Whether you need a container or a WSL distro, depends on the use case. IF you need to reproduce the same environment and share the environment, an image could be better, but 20-80 GB is definitely not normal. You could think about creating a virtual machine image instead. Even with cuda and python packages, 20 GB still sounds huge.
The biggest official CUDA image I see is 4 GB. So if you managed to make it 20 and even bigger, 16+ GB is a huge difference. Whether it can be optimized or not depends on how you made the image. I personally know images being 10GB containing AI and Python related requirements and I saw some images (Linux) from Microsoft being that big so probably 20 is also achievable but I have never seen that. But 80GB is definitely something I would not use for a container and I would try to identifiy the different operations that could be implemented in separate containers communicating with each other. .
Well, that’s why I asked this best practice in the forum. Since I want to find the better way or maybe cross checking if what I’m doing currently is correct. I also need the image since I need to reproduce and share the same environment since installing these repositories to multiple computer is quite a hassle and a challenge in itself.
I’ve checked on what could possibly makes the image big for my 20GB image is likely due to CUDA, tensorflow and other related python packages. I think there are some caches files during the build that need to be cleaned up to reduce the space as well.
But I’m also wondering if setting up a docker-compose with the base image that has CUDA and the base python, will be more space efficient if I’m thinking of creating multiple images that have these requirements?
Docker Compose is nothing but a client with some extra features so you don’t have to write a script for everything, but it will not reduce the size of any image you build.
You can disable pip cache by passing --no-cache-dir and you also need to be careful when you have multiple instructions instaling similar packages as one could override already installed packages when something needs a newer dependency and older files will never be deleted unless you run all the commands in a single instruction defined in the Dockerfile.
You can use the docker image history IMAGENAME command to find out sizes of the layers where you can also see the instruction. To make it more readable you will want to use the --format option and --no-trunc
Example:
docker image history IMAGENAME --format json --no-trunc
You can alos use jq to format the output or just use the go template format
Then you can try changing the instructions, removing some packages, checking if package versions change between layers.

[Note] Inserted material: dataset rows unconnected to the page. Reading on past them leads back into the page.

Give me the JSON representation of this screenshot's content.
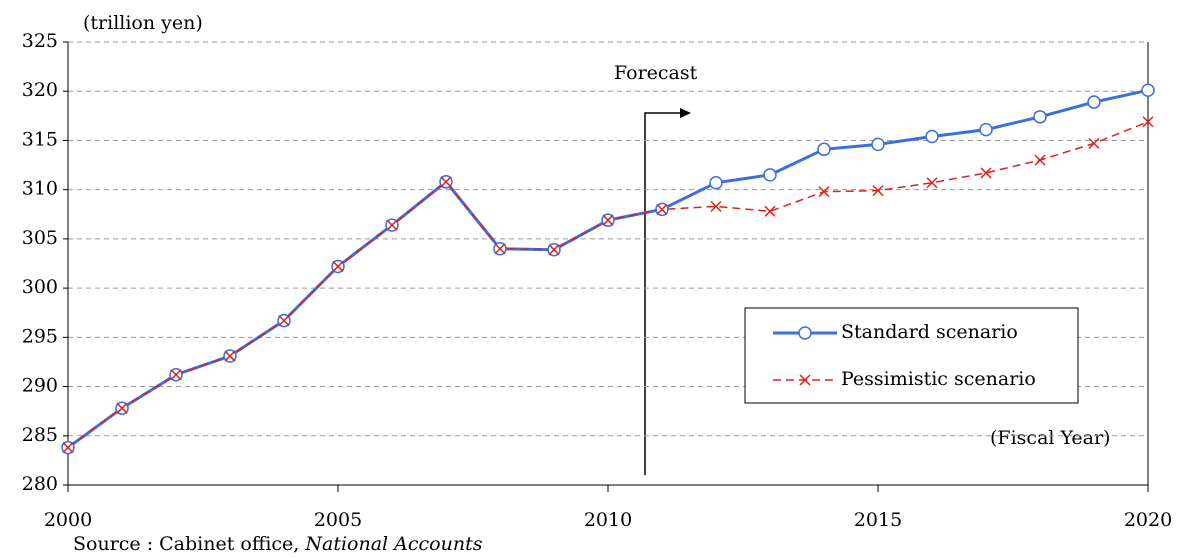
{
  "chart_data": {
    "type": "line",
    "y_label": "(trillion yen)",
    "x_label": "(Fiscal Year)",
    "annotation": "Forecast",
    "source": "Source : Cabinet office,",
    "source_italic": "National Accounts",
    "x": [
      2000,
      2001,
      2002,
      2003,
      2004,
      2005,
      2006,
      2007,
      2008,
      2009,
      2010,
      2011,
      2012,
      2013,
      2014,
      2015,
      2016,
      2017,
      2018,
      2019,
      2020
    ],
    "series": [
      {
        "name": "Standard scenario",
        "color": "#3a6fe0",
        "marker": "circle",
        "dashed": false,
        "values": [
          283.8,
          287.8,
          291.2,
          293.1,
          296.7,
          302.2,
          306.4,
          310.8,
          304.0,
          303.9,
          306.9,
          308.0,
          310.7,
          311.5,
          314.1,
          314.6,
          315.4,
          316.1,
          317.4,
          318.9,
          320.1
        ]
      },
      {
        "name": "Pessimistic scenario",
        "color": "#e0201c",
        "marker": "x",
        "dashed": true,
        "values": [
          283.8,
          287.8,
          291.2,
          293.1,
          296.7,
          302.2,
          306.4,
          310.8,
          304.0,
          303.9,
          306.9,
          308.0,
          308.3,
          307.8,
          309.8,
          309.9,
          310.7,
          311.7,
          313.0,
          314.7,
          316.9
        ]
      }
    ],
    "xlim": [
      2000,
      2020
    ],
    "xticks": [
      2000,
      2005,
      2010,
      2015,
      2020
    ],
    "ylim": [
      280,
      325
    ],
    "yticks": [
      280,
      285,
      290,
      295,
      300,
      305,
      310,
      315,
      320,
      325
    ],
    "grid": true,
    "legend": "right"
  }
}
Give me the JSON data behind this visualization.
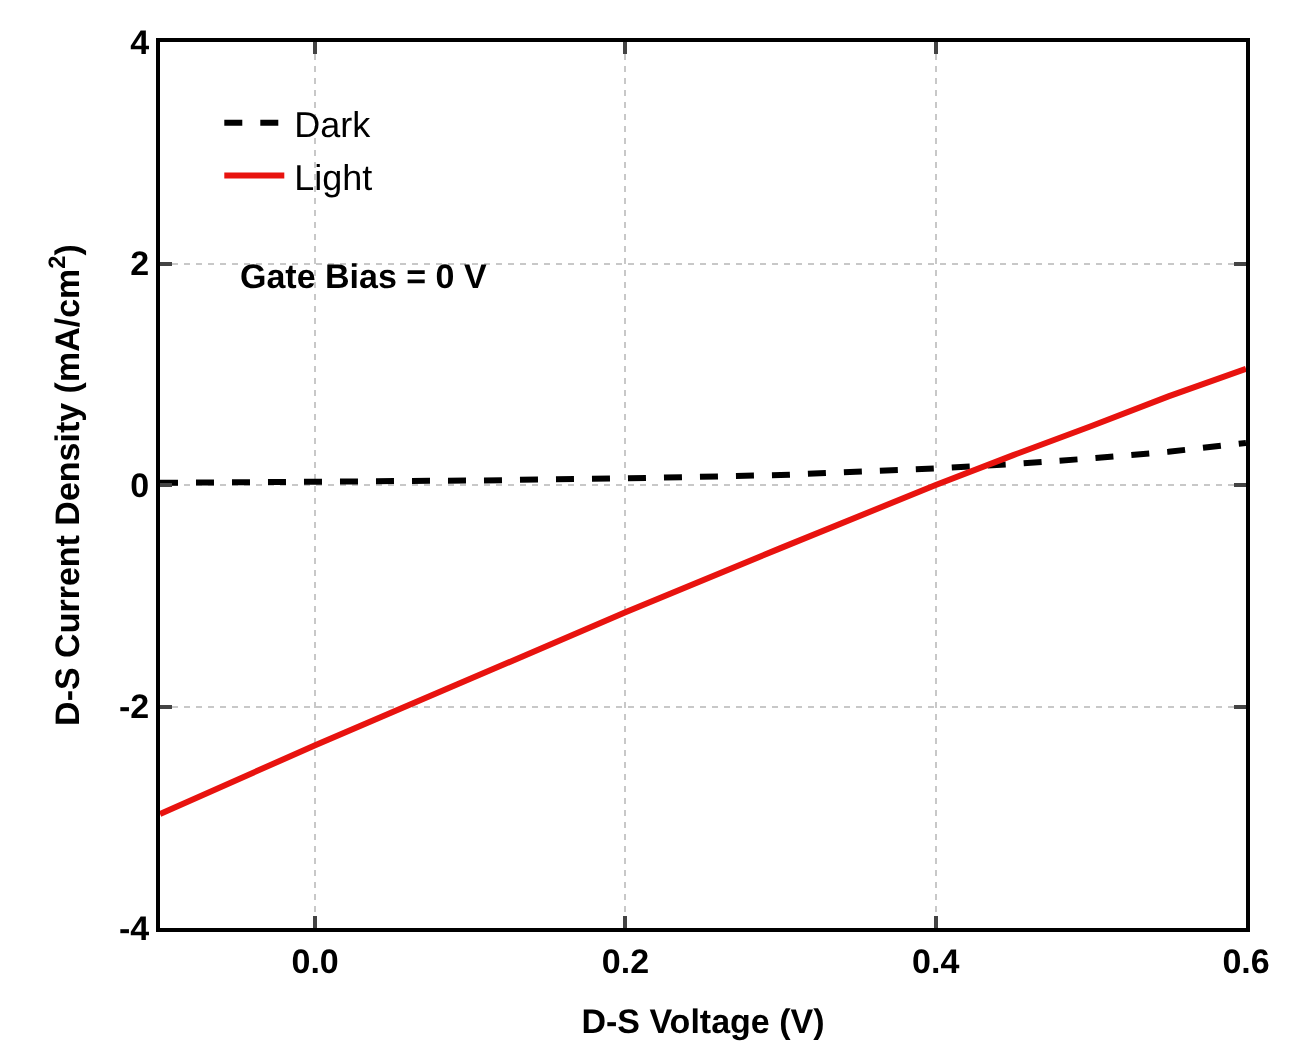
{
  "chart_data": {
    "type": "line",
    "xlabel": "D-S Voltage (V)",
    "ylabel": "D-S Current Density (mA/cm$^{2}$)",
    "x": [
      -0.1,
      0.0,
      0.1,
      0.2,
      0.3,
      0.4,
      0.45,
      0.5,
      0.55,
      0.6
    ],
    "series": [
      {
        "name": "Dark",
        "color": "#000000",
        "line_style": "dashed",
        "values": [
          0.02,
          0.03,
          0.04,
          0.06,
          0.09,
          0.15,
          0.19,
          0.24,
          0.3,
          0.38
        ]
      },
      {
        "name": "Light",
        "color": "#e8130f",
        "line_style": "solid",
        "values": [
          -2.97,
          -2.35,
          -1.75,
          -1.15,
          -0.57,
          0.0,
          0.27,
          0.53,
          0.8,
          1.05
        ]
      }
    ],
    "xlim": [
      -0.1,
      0.6
    ],
    "xticks": [
      {
        "value": 0,
        "label": "0.0"
      },
      0.2,
      0.4,
      0.6
    ],
    "ylim": [
      -4,
      4
    ],
    "yticks": [
      -4,
      -2,
      0,
      2,
      4
    ],
    "grid": true,
    "legend": "top left",
    "marker": "none",
    "annotations": [
      "Gate Bias = 0 V"
    ]
  }
}
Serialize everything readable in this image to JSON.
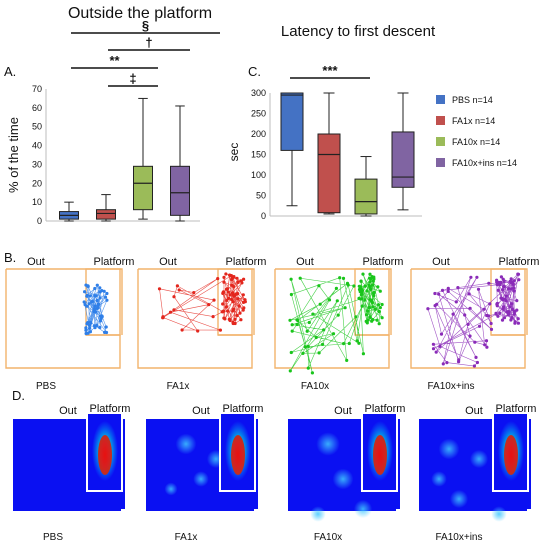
{
  "panels": {
    "a": {
      "label": "A.",
      "title": "Outside the platform"
    },
    "b": {
      "label": "B."
    },
    "c": {
      "label": "C.",
      "title": "Latency to first descent"
    },
    "d": {
      "label": "D."
    }
  },
  "groups": [
    "PBS",
    "FA1x",
    "FA10x",
    "FA10x+ins"
  ],
  "map_labels": {
    "out": "Out",
    "platform": "Platform"
  },
  "legend": [
    {
      "label": "PBS n=14",
      "color": "#4472c4"
    },
    {
      "label": "FA1x n=14",
      "color": "#c0504d"
    },
    {
      "label": "FA10x n=14",
      "color": "#9bbb59"
    },
    {
      "label": "FA10x+ins n=14",
      "color": "#8064a2"
    }
  ],
  "colors": {
    "pbs": "#4472c4",
    "fa1x": "#c0504d",
    "fa10x": "#9bbb59",
    "fa10xins": "#8064a2",
    "trace_pbs": "#2f7fe8",
    "trace_fa1x": "#e3261d",
    "trace_fa10x": "#19c51b",
    "trace_fa10xins": "#8a2bb8",
    "arena_outline": "#f2b36b",
    "heatmap_bg": "#0a10f2"
  },
  "chart_data": [
    {
      "type": "box",
      "panel": "A",
      "title": "Outside the platform",
      "ylabel": "% of the time",
      "ylim": [
        0,
        70
      ],
      "yticks": [
        0,
        10,
        20,
        30,
        40,
        50,
        60,
        70
      ],
      "series": [
        {
          "name": "PBS",
          "min": 0,
          "q1": 1,
          "median": 3,
          "q3": 5,
          "max": 10
        },
        {
          "name": "FA1x",
          "min": 0,
          "q1": 1,
          "median": 4,
          "q3": 6,
          "max": 14
        },
        {
          "name": "FA10x",
          "min": 1,
          "q1": 6,
          "median": 20,
          "q3": 29,
          "max": 65
        },
        {
          "name": "FA10x+ins",
          "min": 0,
          "q1": 3,
          "median": 15,
          "q3": 29,
          "max": 61
        }
      ],
      "significance": [
        {
          "from": "PBS",
          "to": "FA10x+ins",
          "symbol": "§"
        },
        {
          "from": "FA1x",
          "to": "FA10x+ins",
          "symbol": "†"
        },
        {
          "from": "PBS",
          "to": "FA10x",
          "symbol": "**"
        },
        {
          "from": "FA1x",
          "to": "FA10x",
          "symbol": "‡"
        }
      ]
    },
    {
      "type": "box",
      "panel": "C",
      "title": "Latency to first descent",
      "ylabel": "sec",
      "ylim": [
        0,
        300
      ],
      "yticks": [
        0,
        50,
        100,
        150,
        200,
        250,
        300
      ],
      "series": [
        {
          "name": "PBS n=14",
          "min": 25,
          "q1": 160,
          "median": 295,
          "q3": 300,
          "max": 300
        },
        {
          "name": "FA1x n=14",
          "min": 5,
          "q1": 8,
          "median": 150,
          "q3": 200,
          "max": 300
        },
        {
          "name": "FA10x n=14",
          "min": 0,
          "q1": 5,
          "median": 35,
          "q3": 90,
          "max": 145
        },
        {
          "name": "FA10x+ins n=14",
          "min": 15,
          "q1": 70,
          "median": 95,
          "q3": 205,
          "max": 300
        }
      ],
      "significance": [
        {
          "from": "PBS n=14",
          "to": "FA10x n=14",
          "symbol": "***"
        }
      ]
    }
  ]
}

When you have the reason of the image being big, fixing it is not always easy. Years ago in one case, I was asked to optimize a docker image and I had to combine some apt installation commands because one changed the dependencies of another, and I also had to turn off the optional packages which could lead to missing packages too and those have to be added back instead of relying on automatically installed dependencies when most of the packages are not used at all.
Hi there! Great question — what you’re describing is actually quite common when running multiple research-oriented Docker images, especially those involving CUDA or large Python dependencies.
A few quick pointers that should help:
Use a shared base image– If several projects depend on the same CUDA version or Python packages, create a custom base image (for example, FROM nvidia/cuda:12.1-base) and build each project image “on top of that”. This allows Docker’s layer caching to reuse the shared dependencies, significantly reducing total storage.
Clean up intermediate layers and unused data – Run:
docker system prune -a
docker builder prune
These commands remove unused layers and dangling images safely (just make sure you don’t need them).
Docker Compose won’t reduce image size directly, but it’s great for organizing multiple containers and managing shared resources like volumes or networks. It simplifies workflow, not necessarily storage.
Consider multi-stage builds– For projects that need to compile code, use multi-stage Dockerfiles so the final image contains only the runtime dependencies, not the entire build environment.
About WSL – Installing CUDA or heavy Python packages directly in WSL2 can make sense if you use the environment repeatedly for experiments, but it loses the reproducibility benefit Docker provides. A good compromise is keeping a lightweight WSL distro and using optimized container layers for projects.
In short: reuse a common base image, prune regularly, and use multi-stage builds — your disk usage should drop significantly.
Great! Thanks for the suggestion, I just use multi-stage building and carefull cache cleaning and could reduce the image size quite significantly.
I’m actually considering for implementing the base image, but there are some project that has different CUDA versions req., I’m not sure if having multiple CUDA version in the base image is a good idea or not. OR maybe I should just expect the project has forward compatibility related to cuda or vice versa (cuda can have backward compatibility to adjust with the code).